Now she has to walk two hours to work at the McDonald’s in Cool Valley to support her three children, ages 9, 3 and 3 months.
Her fiancé, Jalil Whitehorn, 23, also works at McDonald’s. They make $7.70 an hour – just above minimum wage. Their rent is $400 a month. Diapers are $40 a pack.
Polk has been working at McDonald’s since she was 16. She’s been told she can’t work more than 35 hours a week – any more than that and she would be considered full-time – or risk being suspended.
“We’re all out here fighting for the same thing – $15 and a union,” Polk said. “We need to be able to stand together.
“We want people to know we’ve got order, we’ve got reason and we’ve got dignity,” she said. “We’re all in this together.”
‘FIGHTING FOR A LIVING WAGE’
Carlos Robinson, 23, works at Burger King, and has also worked at Taco Bell, Wendy’s and Arby’s. He makes $7.50 an hour.
Robinson sees parallels between the Fight for $15 and the protests surrounding the police involved shooting death of Mike Brown in Ferguson.
“The issues are not separate when you look at them from our point of view,” he said.
“I guarantee you, if Mike Brown was in somewhere working and making a decent at, that woudn’t have happened to him.
“The best thing about being a man is being there for your family, putting food on the table for them,” Robinson said. “I’m just fighting for a living wage.”
ELEVATING THE DEBATE
Indeed, the growing Fight for $15 movement has been credited with elevating the debate around inequality in the U.S.
The online magazine Slate called the movement a “stunning success” and wrote that, “dedicated fast-food workers have managed to completely rewire how the public and politicians think about wages.”
What seemed like a far-fetched goal – $15 an hour –is now a reality in SeaTac and Seattle, where Bloomberg News said the city adopted “the rallying cry of fast-food workers” and where local low-wage airport workers played a leading role in winning the historic wage increase.
In November, San Francisco became the third city in the U.S. to adopt a $15 minimum wage, and last week, Chicago lawmakers voted to raise the Windy City’s minimum wage to $13.
Workers in new industries join movement to lift pay
Inspired by the bold, national actions of fast-food workers, other workers are joining together to boost pay in fast-growing service sector jobs.
Workers from discount stores like Dollar Tree and Family Dollar and convenience stores like Speedway and BP walked off their jobs Thursday in two-dozen cities, forcing many stores to close.

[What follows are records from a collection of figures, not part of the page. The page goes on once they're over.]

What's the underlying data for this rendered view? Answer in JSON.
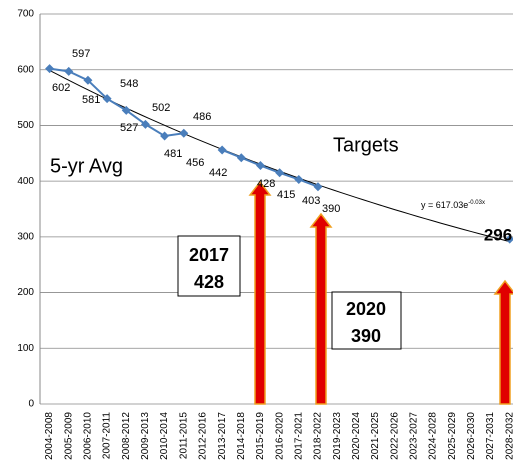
{
  "chart_data": {
    "type": "line",
    "categories": [
      "2004-2008",
      "2005-2009",
      "2006-2010",
      "2007-2011",
      "2008-2012",
      "2009-2013",
      "2010-2014",
      "2011-2015",
      "2012-2016",
      "2013-2017",
      "2014-2018",
      "2015-2019",
      "2016-2020",
      "2017-2021",
      "2018-2022",
      "2019-2023",
      "2020-2024",
      "2021-2025",
      "2022-2026",
      "2023-2027",
      "2024-2028",
      "2025-2029",
      "2026-2030",
      "2027-2031",
      "2028-2032"
    ],
    "series": [
      {
        "name": "5-yr Avg",
        "color": "#4a7ebb",
        "values": [
          602,
          597,
          581,
          548,
          527,
          502,
          481,
          486,
          null,
          456,
          442,
          428,
          415,
          403,
          390,
          null,
          null,
          null,
          null,
          null,
          null,
          null,
          null,
          null,
          296
        ]
      }
    ],
    "ylim": [
      0,
      700
    ],
    "yticks": [
      0,
      100,
      200,
      300,
      400,
      500,
      600,
      700
    ],
    "grid": true,
    "trendline": {
      "a": 617.03,
      "b": -0.03,
      "equation_base": "y = 617.03e",
      "equation_exponent": "-0.03x"
    },
    "annotations": {
      "series_label": "5-yr Avg",
      "targets_label": "Targets",
      "box1": [
        "2017",
        "428"
      ],
      "box2": [
        "2020",
        "390"
      ]
    }
  }
}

“We’re overworked and paid almost nothing,” said Michael Cogshell, who works at Dollar General in St. Louis and is paid $7.50-an-hour.
“With $15 and a union I would be able to fully provide for myself. It would give me stability. We’re standing up for a change to see a difference in our community no matter where we work. This affects me and everyone I care about.”
HOME CARE WORKERS
In 19 cities, including Atlanta, Boston, Chicago, Detroit and Los Angeles, non-union and union home care workers who provide in-home support and care for senior citizens and people with disabilities joined striking fast-food workers in front of McDonald’s restaurants.

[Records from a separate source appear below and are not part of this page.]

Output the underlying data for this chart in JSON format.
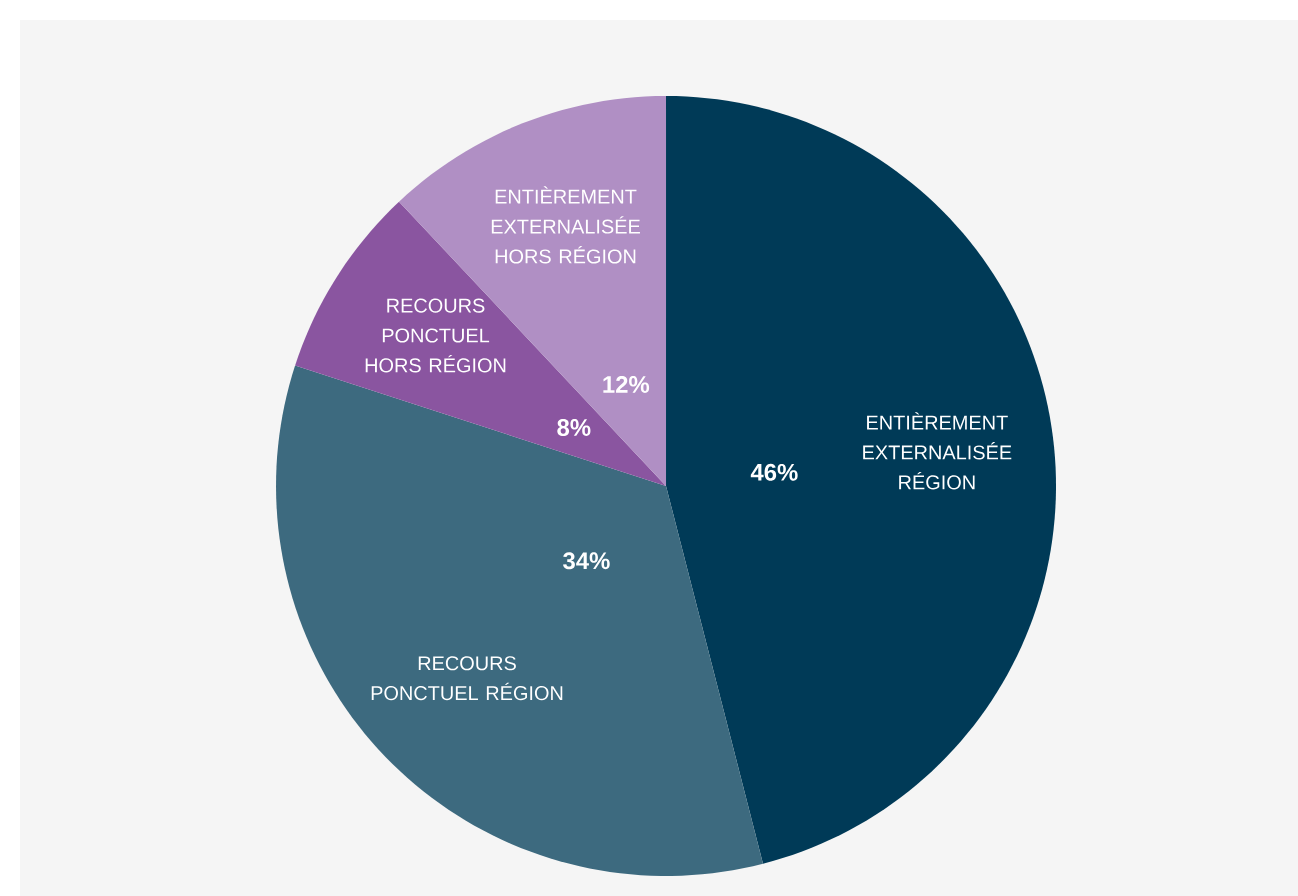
{
  "chart_data": {
    "type": "pie",
    "categories": [
      "ENTIÈREMENT EXTERNALISÉE RÉGION",
      "RECOURS PONCTUEL RÉGION",
      "RECOURS PONCTUEL HORS RÉGION",
      "ENTIÈREMENT EXTERNALISÉE HORS RÉGION"
    ],
    "values": [
      46,
      34,
      8,
      12
    ],
    "colors": [
      "#003a57",
      "#3d6a7f",
      "#8a55a0",
      "#b08fc4"
    ],
    "value_labels": [
      "46%",
      "34%",
      "8%",
      "12%"
    ]
  }
}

In many instances, clients protested alongside their home care providers in support of their fight for better pay.
For the first time, workers at 10 of the nation’s busiest airports joined together with fast-food and home care workers calling for $15 an hour and union rights.
Earlier this week, the workers sent a letter to the CEOs of America’s six largest airlines calling on them to partner with airports that are trying to raise wages.
“As airport workers we have pledged to stand together with people who work in home care and fast-food to fight for $15 an hour,” the workers wrote.
Workers from major airports in New York, New Jersey, Los Angeles, Philadelphia, Boston, Minneapolis, Oakland, Fort Lauderdale, Seattle, and Atlanta joined Thursday’s actions.